Tuesday Planned Parenthood heads to court for the first of three days of hearings to defend their right to stay in the Texas Medicaid program.
The state sent final notice in December that it would pull Medicaid funding from the system of women’s healthcare clinics around the state – something that could affect thousands of men and women. The drop from the program is slated for this Saturday. But Planned Parenthood filed a suit maintaining that the decision is unjustified and unfair.
“For the last year or so Governor Greg Abbott has been trying to kick them out of the program, citing them as an abortion provider who’s broken rules,” Evans says.
The state says that Planned Parenthood is a fraudulent organization that hasn’t lived up to the services they need to provide to stay in the Medicaid program. Planned Parenthood is arguing that they’re being targeted because they provide abortions, despite the majority of their funding going to provide other services like well women’s health, preventative care, disease testing and other reproductive care.
“To lose Planned Parenthood, they are arguing, is a big deal,” Evans says. “Particularly in Texas, where in rural areas, in particular, you don’t have a lot of family planning.”

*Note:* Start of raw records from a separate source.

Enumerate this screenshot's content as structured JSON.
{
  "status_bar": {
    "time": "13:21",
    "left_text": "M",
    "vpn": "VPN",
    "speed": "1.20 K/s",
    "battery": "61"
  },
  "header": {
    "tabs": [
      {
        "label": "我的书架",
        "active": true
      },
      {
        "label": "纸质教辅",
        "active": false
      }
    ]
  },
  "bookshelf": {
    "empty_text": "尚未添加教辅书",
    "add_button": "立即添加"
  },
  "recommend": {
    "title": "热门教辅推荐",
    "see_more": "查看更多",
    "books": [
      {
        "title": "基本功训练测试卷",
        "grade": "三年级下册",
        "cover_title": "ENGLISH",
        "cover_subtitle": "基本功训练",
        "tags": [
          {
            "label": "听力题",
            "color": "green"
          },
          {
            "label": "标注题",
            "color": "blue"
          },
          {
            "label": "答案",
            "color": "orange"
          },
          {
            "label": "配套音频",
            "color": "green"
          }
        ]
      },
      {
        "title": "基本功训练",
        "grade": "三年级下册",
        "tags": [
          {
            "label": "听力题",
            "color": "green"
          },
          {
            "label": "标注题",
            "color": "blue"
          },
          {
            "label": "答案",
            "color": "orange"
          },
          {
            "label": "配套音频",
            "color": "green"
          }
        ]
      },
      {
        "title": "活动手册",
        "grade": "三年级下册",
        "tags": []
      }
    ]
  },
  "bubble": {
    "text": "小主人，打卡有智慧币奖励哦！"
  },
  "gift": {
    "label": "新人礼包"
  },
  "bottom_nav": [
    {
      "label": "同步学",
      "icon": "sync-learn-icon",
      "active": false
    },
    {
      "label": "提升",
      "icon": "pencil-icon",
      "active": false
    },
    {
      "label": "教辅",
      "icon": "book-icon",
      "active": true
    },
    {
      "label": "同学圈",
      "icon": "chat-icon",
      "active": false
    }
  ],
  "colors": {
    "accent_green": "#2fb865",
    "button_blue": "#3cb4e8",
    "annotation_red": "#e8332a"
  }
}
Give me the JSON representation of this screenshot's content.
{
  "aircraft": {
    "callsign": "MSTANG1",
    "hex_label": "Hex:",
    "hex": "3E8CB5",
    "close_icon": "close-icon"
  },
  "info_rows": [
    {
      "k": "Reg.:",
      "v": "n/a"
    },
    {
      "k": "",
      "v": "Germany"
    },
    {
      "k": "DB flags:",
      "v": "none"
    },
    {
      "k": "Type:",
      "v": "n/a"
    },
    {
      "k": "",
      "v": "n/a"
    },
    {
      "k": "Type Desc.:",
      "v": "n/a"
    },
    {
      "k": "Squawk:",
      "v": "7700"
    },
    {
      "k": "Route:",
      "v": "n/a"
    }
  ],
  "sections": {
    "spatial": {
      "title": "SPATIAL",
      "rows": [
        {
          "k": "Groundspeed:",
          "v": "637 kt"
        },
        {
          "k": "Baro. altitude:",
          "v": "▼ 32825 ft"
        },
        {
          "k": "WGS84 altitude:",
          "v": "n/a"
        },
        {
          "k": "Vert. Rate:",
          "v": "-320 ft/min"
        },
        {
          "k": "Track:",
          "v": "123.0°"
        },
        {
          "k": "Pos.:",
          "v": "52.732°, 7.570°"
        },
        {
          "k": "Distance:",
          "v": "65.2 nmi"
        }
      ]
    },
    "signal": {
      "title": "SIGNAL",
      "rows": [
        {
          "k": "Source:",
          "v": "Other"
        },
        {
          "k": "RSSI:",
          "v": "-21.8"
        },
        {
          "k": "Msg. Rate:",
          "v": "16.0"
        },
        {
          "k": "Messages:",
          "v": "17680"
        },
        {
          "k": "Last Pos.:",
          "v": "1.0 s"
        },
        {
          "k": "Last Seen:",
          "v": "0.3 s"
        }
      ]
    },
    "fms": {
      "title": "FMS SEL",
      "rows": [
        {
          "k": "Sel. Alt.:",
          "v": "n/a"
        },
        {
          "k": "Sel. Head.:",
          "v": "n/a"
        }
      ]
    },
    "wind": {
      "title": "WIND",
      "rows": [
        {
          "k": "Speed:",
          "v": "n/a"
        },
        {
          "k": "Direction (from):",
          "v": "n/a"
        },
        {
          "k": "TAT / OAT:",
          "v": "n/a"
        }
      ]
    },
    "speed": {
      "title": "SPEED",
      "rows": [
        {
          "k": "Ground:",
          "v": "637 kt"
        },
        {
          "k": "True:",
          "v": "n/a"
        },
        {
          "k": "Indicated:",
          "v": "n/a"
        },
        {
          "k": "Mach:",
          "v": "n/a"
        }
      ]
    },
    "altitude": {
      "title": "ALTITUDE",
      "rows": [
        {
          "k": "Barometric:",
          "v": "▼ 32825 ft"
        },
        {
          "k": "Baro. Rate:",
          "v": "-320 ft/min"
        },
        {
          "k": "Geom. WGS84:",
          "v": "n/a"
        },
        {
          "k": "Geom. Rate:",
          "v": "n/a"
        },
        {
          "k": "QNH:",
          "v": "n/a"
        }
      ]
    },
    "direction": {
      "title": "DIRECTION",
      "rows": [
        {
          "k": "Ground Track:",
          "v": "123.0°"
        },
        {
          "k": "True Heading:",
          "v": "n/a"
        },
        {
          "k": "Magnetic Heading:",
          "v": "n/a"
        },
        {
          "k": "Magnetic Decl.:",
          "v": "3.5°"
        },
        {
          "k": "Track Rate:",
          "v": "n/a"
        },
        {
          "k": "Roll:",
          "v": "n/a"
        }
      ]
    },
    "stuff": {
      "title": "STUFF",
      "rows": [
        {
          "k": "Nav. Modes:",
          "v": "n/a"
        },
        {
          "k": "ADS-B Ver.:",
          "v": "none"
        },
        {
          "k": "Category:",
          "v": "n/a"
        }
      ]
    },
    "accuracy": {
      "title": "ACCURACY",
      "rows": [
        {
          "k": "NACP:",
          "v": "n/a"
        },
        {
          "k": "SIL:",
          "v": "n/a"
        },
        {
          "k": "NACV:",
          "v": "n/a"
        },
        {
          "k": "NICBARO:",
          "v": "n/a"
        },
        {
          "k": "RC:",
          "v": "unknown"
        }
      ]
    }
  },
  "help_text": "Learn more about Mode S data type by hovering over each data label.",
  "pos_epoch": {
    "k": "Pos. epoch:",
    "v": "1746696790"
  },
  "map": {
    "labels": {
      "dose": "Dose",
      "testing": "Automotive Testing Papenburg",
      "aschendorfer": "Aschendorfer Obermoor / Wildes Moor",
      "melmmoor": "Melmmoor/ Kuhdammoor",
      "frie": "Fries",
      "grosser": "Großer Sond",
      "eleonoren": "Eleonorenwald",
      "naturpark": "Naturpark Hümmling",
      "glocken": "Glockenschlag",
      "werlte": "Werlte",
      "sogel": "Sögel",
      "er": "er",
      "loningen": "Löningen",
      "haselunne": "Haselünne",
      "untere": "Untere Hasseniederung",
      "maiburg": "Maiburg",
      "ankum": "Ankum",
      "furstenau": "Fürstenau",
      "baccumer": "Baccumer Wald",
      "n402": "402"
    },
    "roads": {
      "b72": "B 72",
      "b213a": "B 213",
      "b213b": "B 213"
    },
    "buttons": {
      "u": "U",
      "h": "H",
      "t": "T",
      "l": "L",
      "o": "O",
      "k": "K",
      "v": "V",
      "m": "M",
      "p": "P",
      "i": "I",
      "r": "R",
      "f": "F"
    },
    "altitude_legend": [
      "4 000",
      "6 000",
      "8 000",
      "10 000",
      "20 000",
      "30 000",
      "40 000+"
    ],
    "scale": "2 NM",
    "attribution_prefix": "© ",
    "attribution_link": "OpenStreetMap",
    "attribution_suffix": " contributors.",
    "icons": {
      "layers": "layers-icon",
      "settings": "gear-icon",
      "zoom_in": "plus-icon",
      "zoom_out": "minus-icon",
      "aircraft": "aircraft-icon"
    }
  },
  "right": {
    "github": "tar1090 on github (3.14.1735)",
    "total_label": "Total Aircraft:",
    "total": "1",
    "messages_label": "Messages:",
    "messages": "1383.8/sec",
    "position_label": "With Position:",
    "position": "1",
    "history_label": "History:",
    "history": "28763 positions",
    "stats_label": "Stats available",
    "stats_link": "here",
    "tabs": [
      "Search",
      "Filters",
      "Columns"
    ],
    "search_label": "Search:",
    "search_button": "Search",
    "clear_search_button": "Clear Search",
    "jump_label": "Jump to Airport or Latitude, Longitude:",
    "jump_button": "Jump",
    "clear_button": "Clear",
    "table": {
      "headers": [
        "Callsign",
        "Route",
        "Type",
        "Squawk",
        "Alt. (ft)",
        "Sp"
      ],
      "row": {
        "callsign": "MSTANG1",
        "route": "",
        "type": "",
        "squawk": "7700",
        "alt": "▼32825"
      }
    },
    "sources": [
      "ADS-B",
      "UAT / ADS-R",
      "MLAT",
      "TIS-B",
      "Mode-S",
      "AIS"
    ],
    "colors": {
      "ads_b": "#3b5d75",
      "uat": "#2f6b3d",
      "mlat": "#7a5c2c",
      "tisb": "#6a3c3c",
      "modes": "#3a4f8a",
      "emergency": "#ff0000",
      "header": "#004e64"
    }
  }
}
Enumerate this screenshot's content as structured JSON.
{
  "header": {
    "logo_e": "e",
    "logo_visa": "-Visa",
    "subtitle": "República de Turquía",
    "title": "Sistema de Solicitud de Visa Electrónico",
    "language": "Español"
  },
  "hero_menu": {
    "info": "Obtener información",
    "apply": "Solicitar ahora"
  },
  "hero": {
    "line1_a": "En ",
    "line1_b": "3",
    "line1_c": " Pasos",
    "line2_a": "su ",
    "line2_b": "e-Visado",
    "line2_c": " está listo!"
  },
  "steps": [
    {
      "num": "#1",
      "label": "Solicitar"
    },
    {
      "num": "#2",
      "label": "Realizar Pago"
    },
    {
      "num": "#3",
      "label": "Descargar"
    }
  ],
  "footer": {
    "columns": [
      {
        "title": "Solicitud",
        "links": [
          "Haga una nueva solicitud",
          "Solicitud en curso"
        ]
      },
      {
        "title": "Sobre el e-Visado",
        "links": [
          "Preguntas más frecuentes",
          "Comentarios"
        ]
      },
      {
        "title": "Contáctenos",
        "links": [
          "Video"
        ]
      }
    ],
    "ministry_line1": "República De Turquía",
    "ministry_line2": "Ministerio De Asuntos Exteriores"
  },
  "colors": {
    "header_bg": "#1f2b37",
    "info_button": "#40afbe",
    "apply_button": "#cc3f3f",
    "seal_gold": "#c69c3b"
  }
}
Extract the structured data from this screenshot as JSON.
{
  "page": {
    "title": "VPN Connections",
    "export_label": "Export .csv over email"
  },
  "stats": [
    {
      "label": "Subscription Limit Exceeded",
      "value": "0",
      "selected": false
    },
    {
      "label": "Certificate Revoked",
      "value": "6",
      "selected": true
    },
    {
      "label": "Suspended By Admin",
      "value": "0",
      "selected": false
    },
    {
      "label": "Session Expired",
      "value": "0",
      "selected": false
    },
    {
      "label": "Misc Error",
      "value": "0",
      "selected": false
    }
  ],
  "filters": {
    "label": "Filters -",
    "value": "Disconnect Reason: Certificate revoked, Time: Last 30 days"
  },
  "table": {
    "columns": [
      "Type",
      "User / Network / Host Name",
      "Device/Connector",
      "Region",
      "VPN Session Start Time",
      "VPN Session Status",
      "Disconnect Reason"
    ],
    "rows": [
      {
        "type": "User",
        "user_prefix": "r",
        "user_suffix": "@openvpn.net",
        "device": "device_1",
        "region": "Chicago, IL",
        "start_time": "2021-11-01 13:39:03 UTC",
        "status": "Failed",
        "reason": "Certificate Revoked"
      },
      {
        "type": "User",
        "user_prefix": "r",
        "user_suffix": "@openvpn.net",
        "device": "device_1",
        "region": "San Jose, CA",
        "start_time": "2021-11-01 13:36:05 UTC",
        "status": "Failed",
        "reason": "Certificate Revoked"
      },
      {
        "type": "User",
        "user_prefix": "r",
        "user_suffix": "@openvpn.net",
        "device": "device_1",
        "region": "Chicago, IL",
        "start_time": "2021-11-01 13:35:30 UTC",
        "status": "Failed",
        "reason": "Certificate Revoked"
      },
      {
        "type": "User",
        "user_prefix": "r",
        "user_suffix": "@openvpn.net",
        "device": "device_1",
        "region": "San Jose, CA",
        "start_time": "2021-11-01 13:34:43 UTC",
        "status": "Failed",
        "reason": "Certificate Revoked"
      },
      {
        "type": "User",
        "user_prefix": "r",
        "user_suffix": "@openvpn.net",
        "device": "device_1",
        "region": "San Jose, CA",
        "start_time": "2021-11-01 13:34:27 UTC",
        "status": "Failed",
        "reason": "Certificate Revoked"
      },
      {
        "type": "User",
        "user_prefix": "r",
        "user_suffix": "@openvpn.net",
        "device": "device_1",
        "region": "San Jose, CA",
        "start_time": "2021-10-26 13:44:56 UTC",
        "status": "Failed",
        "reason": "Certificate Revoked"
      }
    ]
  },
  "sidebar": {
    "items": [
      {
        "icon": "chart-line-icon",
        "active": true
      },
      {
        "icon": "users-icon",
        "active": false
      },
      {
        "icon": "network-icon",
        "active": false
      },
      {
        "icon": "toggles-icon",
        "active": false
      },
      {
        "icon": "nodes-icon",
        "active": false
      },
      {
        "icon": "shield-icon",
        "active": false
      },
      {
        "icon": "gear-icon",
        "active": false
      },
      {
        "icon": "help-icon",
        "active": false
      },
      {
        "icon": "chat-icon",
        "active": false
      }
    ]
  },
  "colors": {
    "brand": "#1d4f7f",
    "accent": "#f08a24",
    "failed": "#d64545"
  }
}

About 90 percent of Planned Parenthood’s Medicaid funding comes from the federal government. Planned Parenthood says this year they will serve about 13,000 Medicaid patients.
If the Medicaid cut is allowed to go through, Planned Parenthood would have to assess whether they need to start closing clinics or cutting back on services.
“Planned Parenthood, they’ve basically said ‘We have debunked this. The media’s debunked this. Experts have debunked this. Why is this still happening,’” Evans says. “Last summer, when those videos came out, it was basically like such a happy day for Republicans everywhere, just because this was the type of material they were waiting for. They were looking to find a reason to get Planned Parenthood out of Medicaid here in Texas and those videos were a godsend.”
Other states have also tried to drop Planned Parenthood from receiving Medicaid Reimbursements, to no avail.
“In the past, when states have tried to kick Planned Parenthood out of Medicaid, it’s usually been a court has said ‘No, you can’t limit where women go to get their care,’” Evans says. “So as long as they’re not violating the terms of Medicaid … they should still be allowed to service clients and get that reimbursement.”
What will be interesting to watch in this case, Evans says, is whether or not the Texas judge will follow the same path or forge a new one in the reproductive rights fight in the state.